Jane Wilson

BIOGRAPHY

Jane Wilson Biography

American, 1924-2015

Born in Iowa in 1924, Wilson is known for a career that negotiated a delicate balance between absolutely realistic subject matter--mostly landscapes-- and an abstractionist's care for the purity of color and form. One critic writes of her work:  "Her outdoor transformations point to the constant re-visioning of reality that is the very reason painters paint."
 
Wilson studied with Philip Guston at the University of Iowa in the 1940s.  In 1949, she and her husband left for New York and settled in Greenwich Village. At that time, Wilson was working in an abstract expressionist mode, creating work that resonated with the energy of the moment. Later in the decade, she shifted to expressionist landscapes.

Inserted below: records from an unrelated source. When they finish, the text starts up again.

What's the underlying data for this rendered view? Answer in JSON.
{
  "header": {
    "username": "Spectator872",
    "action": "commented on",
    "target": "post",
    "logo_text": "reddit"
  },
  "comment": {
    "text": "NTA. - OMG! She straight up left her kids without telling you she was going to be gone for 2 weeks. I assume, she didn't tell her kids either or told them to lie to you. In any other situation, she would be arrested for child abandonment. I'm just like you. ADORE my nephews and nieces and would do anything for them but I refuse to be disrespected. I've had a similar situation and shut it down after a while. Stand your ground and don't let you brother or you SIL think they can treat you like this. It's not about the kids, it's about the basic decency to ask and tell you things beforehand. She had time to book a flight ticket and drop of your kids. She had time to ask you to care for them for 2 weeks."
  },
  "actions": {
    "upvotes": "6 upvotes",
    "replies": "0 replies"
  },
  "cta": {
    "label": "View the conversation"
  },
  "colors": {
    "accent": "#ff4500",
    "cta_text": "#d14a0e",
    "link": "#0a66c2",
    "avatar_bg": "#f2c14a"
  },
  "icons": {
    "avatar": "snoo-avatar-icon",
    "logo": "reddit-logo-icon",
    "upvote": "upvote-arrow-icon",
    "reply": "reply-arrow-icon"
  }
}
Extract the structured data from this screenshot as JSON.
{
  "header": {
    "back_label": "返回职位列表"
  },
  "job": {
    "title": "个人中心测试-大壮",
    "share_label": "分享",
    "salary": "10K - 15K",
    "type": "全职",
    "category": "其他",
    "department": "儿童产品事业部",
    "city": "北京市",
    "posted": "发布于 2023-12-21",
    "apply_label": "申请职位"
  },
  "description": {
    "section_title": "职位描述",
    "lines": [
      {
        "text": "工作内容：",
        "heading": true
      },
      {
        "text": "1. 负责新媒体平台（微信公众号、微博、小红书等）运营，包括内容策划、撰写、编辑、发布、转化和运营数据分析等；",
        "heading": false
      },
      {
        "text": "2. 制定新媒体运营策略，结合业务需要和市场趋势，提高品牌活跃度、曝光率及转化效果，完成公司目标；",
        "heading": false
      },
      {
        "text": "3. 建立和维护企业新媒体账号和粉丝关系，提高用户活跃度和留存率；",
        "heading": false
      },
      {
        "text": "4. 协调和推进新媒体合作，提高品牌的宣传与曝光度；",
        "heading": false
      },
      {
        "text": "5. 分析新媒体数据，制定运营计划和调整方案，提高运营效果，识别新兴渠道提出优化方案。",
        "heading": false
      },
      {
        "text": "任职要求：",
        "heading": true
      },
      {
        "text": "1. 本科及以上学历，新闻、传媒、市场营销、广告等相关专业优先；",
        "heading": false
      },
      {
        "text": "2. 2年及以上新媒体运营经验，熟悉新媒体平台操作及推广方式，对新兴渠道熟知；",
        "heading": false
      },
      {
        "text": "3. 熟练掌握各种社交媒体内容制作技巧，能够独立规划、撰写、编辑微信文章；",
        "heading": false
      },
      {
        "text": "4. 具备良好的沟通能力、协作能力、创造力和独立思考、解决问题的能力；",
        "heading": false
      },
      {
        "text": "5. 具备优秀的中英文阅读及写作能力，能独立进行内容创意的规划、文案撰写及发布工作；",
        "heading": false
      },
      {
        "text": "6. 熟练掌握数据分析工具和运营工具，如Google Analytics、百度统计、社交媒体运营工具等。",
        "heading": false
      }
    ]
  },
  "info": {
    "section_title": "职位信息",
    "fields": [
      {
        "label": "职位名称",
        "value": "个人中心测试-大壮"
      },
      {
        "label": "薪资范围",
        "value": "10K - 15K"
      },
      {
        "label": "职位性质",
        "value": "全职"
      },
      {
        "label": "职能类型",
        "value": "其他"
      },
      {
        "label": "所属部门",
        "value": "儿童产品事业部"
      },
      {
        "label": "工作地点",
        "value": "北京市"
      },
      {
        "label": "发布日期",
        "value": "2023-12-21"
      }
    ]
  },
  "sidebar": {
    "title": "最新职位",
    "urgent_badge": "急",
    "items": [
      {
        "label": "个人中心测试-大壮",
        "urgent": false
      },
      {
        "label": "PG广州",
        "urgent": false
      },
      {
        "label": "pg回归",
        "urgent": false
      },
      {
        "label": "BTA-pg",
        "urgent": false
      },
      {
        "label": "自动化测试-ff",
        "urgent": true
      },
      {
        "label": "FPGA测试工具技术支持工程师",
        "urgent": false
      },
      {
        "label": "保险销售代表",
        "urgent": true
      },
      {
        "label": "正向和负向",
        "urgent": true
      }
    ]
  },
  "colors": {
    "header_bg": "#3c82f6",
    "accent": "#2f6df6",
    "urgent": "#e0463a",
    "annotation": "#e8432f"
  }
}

Among the many artists whom she met at the time, Fairfield Porter, older and more established, became especially important to her, as his commitment to modernist representational painting supported her return to landscape painting.
 
Later she would become friends with Jane Freilicher--"the two Janes"--and both would spend large periods of time at their homes in Watermill, in the Hamptons.  There the atmospherics of the flat land, the beach, the water and the sun would greatly influence Wilson's later work.
 
Alice Neel was a friend of Wilson and her husband John Gruen and painted them and their daughter.  The Family is one of her best-known works.
 
Wilson's work can be found in the collections of the Met, the Museum of Modern Art, the Whitney, the Hirshhorn, the Art Institute of Chicago and the San Francisco Museum of Modern Art, among others.